Haha .... After the program analysis is complete, let us know the details.

Summary:
1. Note that all IP addresses used in the program are offset addresses. Note two types of offset addresses

A For the starting address of the program, all variables and labels are offset relative to the whole program.
B has two offsets for the code defined in the segment:
Offset relative to the start address of the program
Offset relative to the segment label.

2. both physical addresses in real mode and physical addresses in protection mode are physical addresses, but what they are different is that the addressing method is different.

3. A program can contain multiple 32-bit or 16-bit segments. They can also jump to each other, but 32-bit segments use 32-bit registers, A 16-bit code segment uses a 16-bit register. To use a 32-bit register in a 16-bit segment, you must define DWORD as mandatory type conversion in advanced languages.

Refer:

Automatic write operation system
Undocument Windows 2000 secrets
Complete Linux Kernel Analysis

Related Keywords:

The content source of this page is from Internet, which doesn't represent Alibaba Cloud's opinion; products and services mentioned on that page don't have any relationship with Alibaba Cloud. If the content of the page makes you feel confusing, please write us an email, we will handle the problem within 5 days after receiving your email.

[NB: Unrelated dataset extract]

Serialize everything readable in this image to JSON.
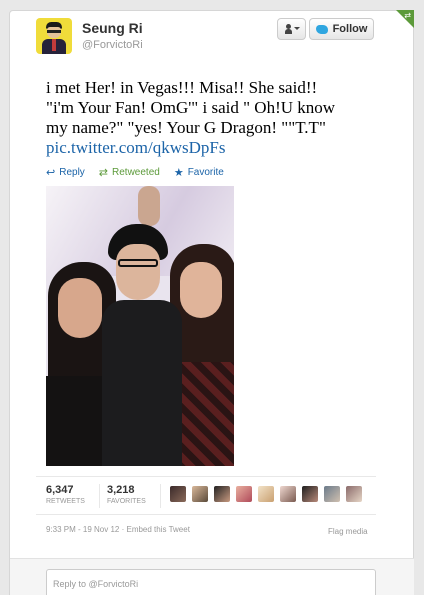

If you find any instances of plagiarism from the community, please send an email to: info-contact@alibabacloud.com and provide relevant evidence. A staff member will contact you within 5 working days.

## A Free Trial That Lets You Build Big!

Start building with 50+ products and up to 12 months usage for Elastic Compute Service

• #### Sales Support

1 on 1 presale consultation

• #### After-Sales Support

24/7 Technical Support 6 Free Tickets per Quarter Faster Response

• Alibaba Cloud offers highly flexible support services tailored to meet your exact needs.